Why did I love this book?
I first read Dune in 1969. Rated by some as the best sci-fi novel of all time—and the start in a long line of sequels. Oddly, perhaps, it was a set book in a sociology of religion course I took. The author, Frank Herbert, had based the religious worldview in the book on that of Africa’s Dinka people. At a time when I was experimenting with psychedelic drugs, this felt like another drug – although it took me 40 pages to fully inhabit the new reality. I was so taken that I contacted Frank, who lived on the Olympic Peninsula, north of Seattle. I was based in London but tried to link up a couple of times when I was in Seattle. We finally did meet, several years later. This time, I was flying back to London (from Seattle, as it happened) and he and his then-wife Bev were in London, getting ready to fly back to Seattle.
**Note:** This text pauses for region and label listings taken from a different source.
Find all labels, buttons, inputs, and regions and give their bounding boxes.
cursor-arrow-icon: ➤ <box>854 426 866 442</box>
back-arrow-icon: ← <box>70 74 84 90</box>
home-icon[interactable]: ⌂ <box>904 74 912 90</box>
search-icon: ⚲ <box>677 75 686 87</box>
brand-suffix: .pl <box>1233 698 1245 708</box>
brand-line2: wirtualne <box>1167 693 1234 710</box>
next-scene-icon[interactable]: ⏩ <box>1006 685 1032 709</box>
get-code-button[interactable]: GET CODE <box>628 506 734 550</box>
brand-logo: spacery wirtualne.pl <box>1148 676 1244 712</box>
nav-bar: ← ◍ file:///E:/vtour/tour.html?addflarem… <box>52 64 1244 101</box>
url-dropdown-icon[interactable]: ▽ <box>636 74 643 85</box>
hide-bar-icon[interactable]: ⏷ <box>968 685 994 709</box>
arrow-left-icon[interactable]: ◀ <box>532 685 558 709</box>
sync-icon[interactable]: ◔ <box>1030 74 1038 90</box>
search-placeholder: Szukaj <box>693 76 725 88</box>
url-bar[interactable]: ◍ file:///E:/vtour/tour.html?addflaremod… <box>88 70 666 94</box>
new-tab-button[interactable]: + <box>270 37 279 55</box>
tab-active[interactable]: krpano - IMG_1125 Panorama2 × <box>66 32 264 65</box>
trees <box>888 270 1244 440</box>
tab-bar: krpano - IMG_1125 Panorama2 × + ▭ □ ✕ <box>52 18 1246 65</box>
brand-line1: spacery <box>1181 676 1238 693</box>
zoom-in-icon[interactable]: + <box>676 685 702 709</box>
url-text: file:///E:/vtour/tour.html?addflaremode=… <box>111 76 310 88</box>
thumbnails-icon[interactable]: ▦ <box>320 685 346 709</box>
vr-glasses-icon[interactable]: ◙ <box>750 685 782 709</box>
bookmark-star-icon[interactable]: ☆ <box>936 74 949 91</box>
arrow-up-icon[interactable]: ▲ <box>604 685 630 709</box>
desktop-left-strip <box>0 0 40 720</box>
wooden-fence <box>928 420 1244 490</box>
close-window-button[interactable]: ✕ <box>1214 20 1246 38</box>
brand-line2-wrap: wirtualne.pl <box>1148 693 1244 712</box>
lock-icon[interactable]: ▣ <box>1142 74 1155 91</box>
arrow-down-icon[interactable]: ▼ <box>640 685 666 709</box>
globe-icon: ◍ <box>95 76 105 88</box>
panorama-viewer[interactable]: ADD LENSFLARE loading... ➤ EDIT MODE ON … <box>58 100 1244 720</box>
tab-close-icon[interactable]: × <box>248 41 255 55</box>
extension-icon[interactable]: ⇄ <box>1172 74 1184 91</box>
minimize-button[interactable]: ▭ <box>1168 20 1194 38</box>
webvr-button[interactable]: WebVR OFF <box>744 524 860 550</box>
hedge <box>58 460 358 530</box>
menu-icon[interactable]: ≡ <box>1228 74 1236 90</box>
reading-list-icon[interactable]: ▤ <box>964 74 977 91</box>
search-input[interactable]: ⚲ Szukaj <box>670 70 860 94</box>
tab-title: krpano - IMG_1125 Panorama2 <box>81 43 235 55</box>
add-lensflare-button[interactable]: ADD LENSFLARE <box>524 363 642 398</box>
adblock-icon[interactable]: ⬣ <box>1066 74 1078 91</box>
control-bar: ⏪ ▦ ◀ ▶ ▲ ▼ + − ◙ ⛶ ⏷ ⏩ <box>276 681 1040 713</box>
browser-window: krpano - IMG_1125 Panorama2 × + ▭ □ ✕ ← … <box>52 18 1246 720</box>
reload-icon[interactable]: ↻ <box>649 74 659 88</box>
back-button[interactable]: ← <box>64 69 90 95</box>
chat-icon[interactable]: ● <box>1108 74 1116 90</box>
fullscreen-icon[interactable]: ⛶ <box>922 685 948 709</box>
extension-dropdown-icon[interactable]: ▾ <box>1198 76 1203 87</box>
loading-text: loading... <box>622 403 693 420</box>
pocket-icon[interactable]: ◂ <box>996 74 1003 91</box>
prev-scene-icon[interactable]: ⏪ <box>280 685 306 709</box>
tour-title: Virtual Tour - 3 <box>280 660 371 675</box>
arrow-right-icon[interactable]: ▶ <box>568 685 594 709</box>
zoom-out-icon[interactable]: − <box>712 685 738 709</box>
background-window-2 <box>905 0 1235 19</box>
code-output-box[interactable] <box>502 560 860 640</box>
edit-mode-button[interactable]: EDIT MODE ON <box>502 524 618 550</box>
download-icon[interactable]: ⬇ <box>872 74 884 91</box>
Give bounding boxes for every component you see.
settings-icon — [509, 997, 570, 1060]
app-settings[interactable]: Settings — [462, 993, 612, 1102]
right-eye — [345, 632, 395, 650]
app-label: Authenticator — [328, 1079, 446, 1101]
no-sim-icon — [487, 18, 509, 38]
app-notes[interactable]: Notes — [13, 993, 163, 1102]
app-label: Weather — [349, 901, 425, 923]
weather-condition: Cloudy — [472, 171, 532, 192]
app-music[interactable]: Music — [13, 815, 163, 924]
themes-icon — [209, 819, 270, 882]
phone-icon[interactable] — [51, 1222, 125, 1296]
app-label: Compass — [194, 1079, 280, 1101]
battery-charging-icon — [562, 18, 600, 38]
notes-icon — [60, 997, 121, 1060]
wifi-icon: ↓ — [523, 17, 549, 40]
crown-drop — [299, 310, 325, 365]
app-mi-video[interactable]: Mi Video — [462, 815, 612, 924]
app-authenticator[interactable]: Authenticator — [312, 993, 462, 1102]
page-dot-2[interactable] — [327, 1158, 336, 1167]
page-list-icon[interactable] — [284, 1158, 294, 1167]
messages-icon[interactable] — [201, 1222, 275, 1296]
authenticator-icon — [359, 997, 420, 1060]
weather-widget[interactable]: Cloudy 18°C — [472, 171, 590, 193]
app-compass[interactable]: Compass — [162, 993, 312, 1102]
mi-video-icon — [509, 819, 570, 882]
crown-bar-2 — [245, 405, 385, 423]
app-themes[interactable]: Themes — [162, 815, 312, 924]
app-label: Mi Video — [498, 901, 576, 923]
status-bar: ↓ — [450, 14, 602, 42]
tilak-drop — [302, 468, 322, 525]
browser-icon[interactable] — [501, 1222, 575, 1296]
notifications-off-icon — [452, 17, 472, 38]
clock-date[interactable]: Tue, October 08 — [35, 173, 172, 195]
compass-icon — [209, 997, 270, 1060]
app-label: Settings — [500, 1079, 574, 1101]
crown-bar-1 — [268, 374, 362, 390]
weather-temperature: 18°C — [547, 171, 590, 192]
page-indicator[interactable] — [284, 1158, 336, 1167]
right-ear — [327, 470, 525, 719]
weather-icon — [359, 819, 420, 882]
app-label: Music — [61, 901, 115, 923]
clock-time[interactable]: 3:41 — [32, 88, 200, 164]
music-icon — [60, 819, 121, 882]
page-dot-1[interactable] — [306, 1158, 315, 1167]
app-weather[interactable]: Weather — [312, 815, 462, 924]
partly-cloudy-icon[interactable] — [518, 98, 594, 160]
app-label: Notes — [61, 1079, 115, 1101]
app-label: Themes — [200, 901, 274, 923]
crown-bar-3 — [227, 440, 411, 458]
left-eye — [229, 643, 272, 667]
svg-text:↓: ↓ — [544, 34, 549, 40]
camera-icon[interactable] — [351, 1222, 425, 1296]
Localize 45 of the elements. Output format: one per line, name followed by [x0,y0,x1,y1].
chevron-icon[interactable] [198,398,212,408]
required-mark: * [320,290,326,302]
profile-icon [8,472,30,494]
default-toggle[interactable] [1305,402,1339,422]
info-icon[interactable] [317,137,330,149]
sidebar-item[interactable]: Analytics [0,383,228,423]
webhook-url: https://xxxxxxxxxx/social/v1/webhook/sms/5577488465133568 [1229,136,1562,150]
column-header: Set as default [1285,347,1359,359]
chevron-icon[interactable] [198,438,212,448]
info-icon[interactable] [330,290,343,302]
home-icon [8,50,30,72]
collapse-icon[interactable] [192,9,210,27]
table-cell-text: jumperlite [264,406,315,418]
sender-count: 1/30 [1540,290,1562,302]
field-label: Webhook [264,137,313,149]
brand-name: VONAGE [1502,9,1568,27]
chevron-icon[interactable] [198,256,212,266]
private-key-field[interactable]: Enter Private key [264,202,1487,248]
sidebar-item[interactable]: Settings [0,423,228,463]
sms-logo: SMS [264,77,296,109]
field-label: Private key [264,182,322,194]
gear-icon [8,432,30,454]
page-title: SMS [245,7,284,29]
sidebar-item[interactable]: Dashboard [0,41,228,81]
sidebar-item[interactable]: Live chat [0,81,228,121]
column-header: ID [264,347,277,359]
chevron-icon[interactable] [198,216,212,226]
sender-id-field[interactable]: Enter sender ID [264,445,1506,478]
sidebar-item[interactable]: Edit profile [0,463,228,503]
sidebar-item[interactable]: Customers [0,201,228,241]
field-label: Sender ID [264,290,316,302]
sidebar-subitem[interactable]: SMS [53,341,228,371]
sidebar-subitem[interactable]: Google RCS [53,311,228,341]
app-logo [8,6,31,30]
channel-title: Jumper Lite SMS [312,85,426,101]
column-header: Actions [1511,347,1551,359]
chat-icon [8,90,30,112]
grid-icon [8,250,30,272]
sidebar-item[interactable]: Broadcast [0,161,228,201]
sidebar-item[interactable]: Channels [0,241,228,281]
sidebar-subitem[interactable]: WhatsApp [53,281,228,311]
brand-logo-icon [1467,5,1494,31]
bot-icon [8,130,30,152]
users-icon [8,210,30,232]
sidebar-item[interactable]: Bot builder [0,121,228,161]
It turned out that my family and I had unknowingly visited the beach in Oregon, near a place called Dune City, that in 1944 had first inspired the idea of a desert planet. Our conversation was published in 1981. Am very much looking forward to what looks likely to be the first film to capture the book’s spirit, made by Denis Villeneuve, due out later in 2021.
62 authors picked Dune as one of their favorite books, and they share why you should read it.
Before The Matrix, before Star Wars, before Ender's Game and Neuromancer, there was Dune: winner of the prestigious Hugo and Nebula awards, and widely considered one of the greatest science fiction novels ever written.
Melange, or 'spice', is the most valuable - and rarest - element in the universe; a drug that does everything from increasing a person's lifespan to making interstellar travel possible. And it can only be found on a single planet: the inhospitable desert world of Arrakis.
Whoever controls Arrakis controls the spice. And whoever controls the spice controls the universe.